Singapore is a very dense city.. massive skyscrapers everywhere. The public transport is fantastic here, and incredibly cheap. The train from the airport cost about $2, and this is about 45 mins from the city. The rest of Singapore is expensive though, especially alchohol. Luckily for me, I’m currently on a non-drinking period in preparation for the onslaught in Thailand.



A beary crap hostel

So for some strange reason, I decide to stay in a hostel called ‘A Beary Good Hostel’. This hostel is just weird. There are big teddy bears everywhere, you’re not allowed to walk around with shoes on, and they haven’t actually finished construction of this hostel yet. It reminds me of my old place in Brisbane, where half the place is dark because there isn’t functional lights where there should be.

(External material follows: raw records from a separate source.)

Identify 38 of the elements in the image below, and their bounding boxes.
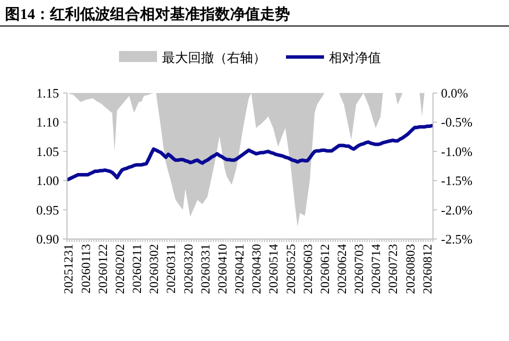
x-tick-label: 20260714 [369, 243, 384, 294]
y-tick-label: 0.95 [36, 202, 59, 218]
y-tick-label: 0.90 [36, 232, 59, 246]
x-tick-label: 20260113 [78, 244, 93, 294]
y2-tick-label: 0.0% [441, 86, 468, 100]
x-tick-label: 20260421 [232, 244, 247, 294]
y2-tick-label: -1.5% [441, 173, 473, 188]
x-tick-label: 20260302 [147, 244, 162, 294]
x-tick-label: 20260812 [420, 244, 434, 294]
legend-label: 相对净值 [329, 50, 381, 65]
chart-title: 图14：红利低波组合相对基准指数净值走势 [5, 6, 290, 23]
x-tick-label: 20260202 [112, 244, 127, 294]
x-tick-label: 20260331 [198, 244, 212, 294]
x-tick-label: 20260723 [386, 244, 400, 294]
y2-tick-label: -2.5% [441, 232, 473, 246]
legend-label: 最大回撤（右轴） [162, 50, 266, 65]
x-tick-label: 20260311 [164, 244, 178, 294]
x-tick-label: 20251231 [62, 244, 76, 294]
y2-tick-label: -0.5% [441, 114, 473, 130]
x-tick-label: 20260211 [130, 244, 144, 294]
y-tick-label: 1.15 [36, 86, 59, 100]
y-tick-label: 1.10 [36, 114, 59, 130]
y-tick-label: 1.05 [36, 144, 59, 159]
x-tick-label: 20260624 [335, 243, 349, 294]
x-tick-label: 20260703 [352, 244, 366, 294]
x-tick-label: 20260525 [284, 244, 298, 294]
line-series [66, 124, 434, 182]
x-tick-label: 20260320 [181, 244, 196, 294]
x-tick-label: 20260410 [215, 244, 230, 294]
x-tick-label: 20260430 [250, 244, 264, 294]
x-tick-label: 20260612 [318, 244, 332, 294]
x-tick-label: 20260803 [403, 244, 418, 294]
y2-tick-label: -2.0% [441, 202, 473, 218]
y2-tick-label: -1.0% [441, 144, 473, 159]
x-tick-label: 20260514 [266, 243, 281, 294]
y-tick-label: 1.00 [36, 173, 59, 188]
x-tick-label: 20260603 [300, 244, 315, 294]
x-tick-label: 20260122 [96, 244, 110, 294]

Winner winner chicken dinner

So with only one day here, naturally I walk straight to the casino at Marina Bay Sands. The whole complex is quite fascinating. Three linked towers with a ‘skypark’ spanning them on the roof. The skypark has an infinity pool, gardens, a few clubs and an observation deck. Very nice, me says! Although, only the observation deck and one of the bars is open to those not staying in the hotel.



Anyway, in order to deceive myself into thinking I was doing something cultural, I went and played Sic Bo at the casino. I can only assume this is an Asian game. Turns out, it is really simplistic. Three dice get thrown, and you can bet on a whole ton of different outcomes eg. Total, numbers on each dice etc.

I also seized the opportunity to learn Craps. I was quite the novelty and the Craps table.. the Western guy amongst a flock of Asians (or whatever the collective noun is for a group of Asians) and I think they somehow believed I was good luck, so they kept backing my bets and getting excited when it was my turn to be the shooter (i.e. throw the dice).

The local gamblers come here for business, not pleasure. Locals have to pay ($100 I think) for the privilege of gambling at Marina Bay Sands. I assume this is a one off fee. Low limit tables are virtually non-existent, and there didn’t seem to be a bar anywhere.

Bottom line was I walked out of the casino triumphantly with a 10SGD note and a couple free bottles of water. Winner winner chicken dinner!

Oh and I went on the roof:



Summary

Awesome:
Marina Bay Sands complex, gambling with the Asians.

Craptacular:
Alcohol prices, hostel

Lessons learnt: 
Don’t stay in bear themed hostels

Enemies:
Recliner girl

What’s Next

Drinking, debauchery and de beaches in Thailand with one G. Sheedy.